A spokeswoman said lawyers for the prisons bureau reviewed the issue this week and decided to exempt Mullet and his followers from a policy requiring the classes for inmates who lack high school diplomas.
"We consider requests for exemptions on a case-by-case basis," added Traci Billingsley, the bureau's chief of public affairs.
The reversal came four days after a lawyer for Mullet told The Plain Dealer that the prison system's policy of compulsory education violated his client's First Amendment right to freedom of religion.
Lawyer Edward Bryan said Wednesday that the prisons' curriculum of reading, math and written expression is a well-intentioned and a good way to rehabilitate most inmates - but not the Amish.
"The problem was that it really went against the belief system of the Amish," Bryan said. "Anyone who understands the First Amendment realizes this wasn't right."
Mullet and members of his breakaway farming community 100 miles southeast of Cleveland were convicted in September in connection with beard- and hair-cutting attacks on their perceived religious and family enemies.
The 67-year-old bishop is serving a 15-year term at a prison in Texarkana, Texas.

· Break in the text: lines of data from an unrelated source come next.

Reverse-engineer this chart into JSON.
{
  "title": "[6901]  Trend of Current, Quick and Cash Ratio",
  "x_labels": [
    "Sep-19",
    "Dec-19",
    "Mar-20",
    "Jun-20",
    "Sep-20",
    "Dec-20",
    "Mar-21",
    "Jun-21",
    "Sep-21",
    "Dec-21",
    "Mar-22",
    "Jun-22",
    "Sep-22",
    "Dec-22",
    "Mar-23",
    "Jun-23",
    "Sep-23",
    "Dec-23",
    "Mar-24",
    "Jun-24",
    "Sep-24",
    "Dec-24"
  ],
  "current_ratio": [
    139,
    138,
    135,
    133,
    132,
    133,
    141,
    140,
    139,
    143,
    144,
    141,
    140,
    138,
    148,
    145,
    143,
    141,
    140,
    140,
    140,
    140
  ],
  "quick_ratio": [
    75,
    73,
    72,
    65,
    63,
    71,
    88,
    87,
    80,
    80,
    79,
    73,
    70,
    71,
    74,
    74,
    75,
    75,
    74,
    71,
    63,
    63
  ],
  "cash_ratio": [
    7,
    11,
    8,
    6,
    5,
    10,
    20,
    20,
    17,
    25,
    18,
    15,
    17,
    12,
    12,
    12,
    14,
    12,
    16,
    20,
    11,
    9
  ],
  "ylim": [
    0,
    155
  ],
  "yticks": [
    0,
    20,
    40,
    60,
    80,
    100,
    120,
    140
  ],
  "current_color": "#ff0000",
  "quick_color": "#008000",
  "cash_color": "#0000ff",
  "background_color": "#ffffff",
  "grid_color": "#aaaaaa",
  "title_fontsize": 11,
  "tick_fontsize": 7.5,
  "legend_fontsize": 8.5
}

His co-defendants are in other federal prisons across the country. All were convicted of committing federal hate crimes.
Bryan has filed more than a half-dozen court motions on behalf of Mullet and his imprisoned followers, seeking the bishop's release and the relocation of his followers to prisons nearer their families.
In objecting last week to the compulsory education policy, Bryan cited a 1972 U.S. Supreme Court decision that said Amish children only had to attend classes through the eighth grade.
Prison officials initially declined to comment on Bryan's objection, but provided The Plain Dealer with the written policy governing education of inmates.
The policy states that most inmates without a high school diploma are required to obtain a general education degree. Exceptions are made for inmates who have emotional, mental or physical impediments, or who face deportation.
Bryan said prisons officials threatened the Amish inmates with discipline - including solitary confinement - if they refused the schooling.
U.S. Attorney Steven Dettelbach, whose office prosecuted the high-profile Amish case, said Wednesday that he was satisfied with the outcome.
"I'm glad to see the Bureau of Prisons is affording Mr. Mullet the religious freedom he violently denied to others," Dettelbach said.
Bryan said the protests over the prison classes ran against the Amish inmates' passive nature.
"These are decent, honorable people who are not out to cause problems," he said. "They're all model prisoners, and by nature extremely compliant. If someone orders them to do something they're going to do it."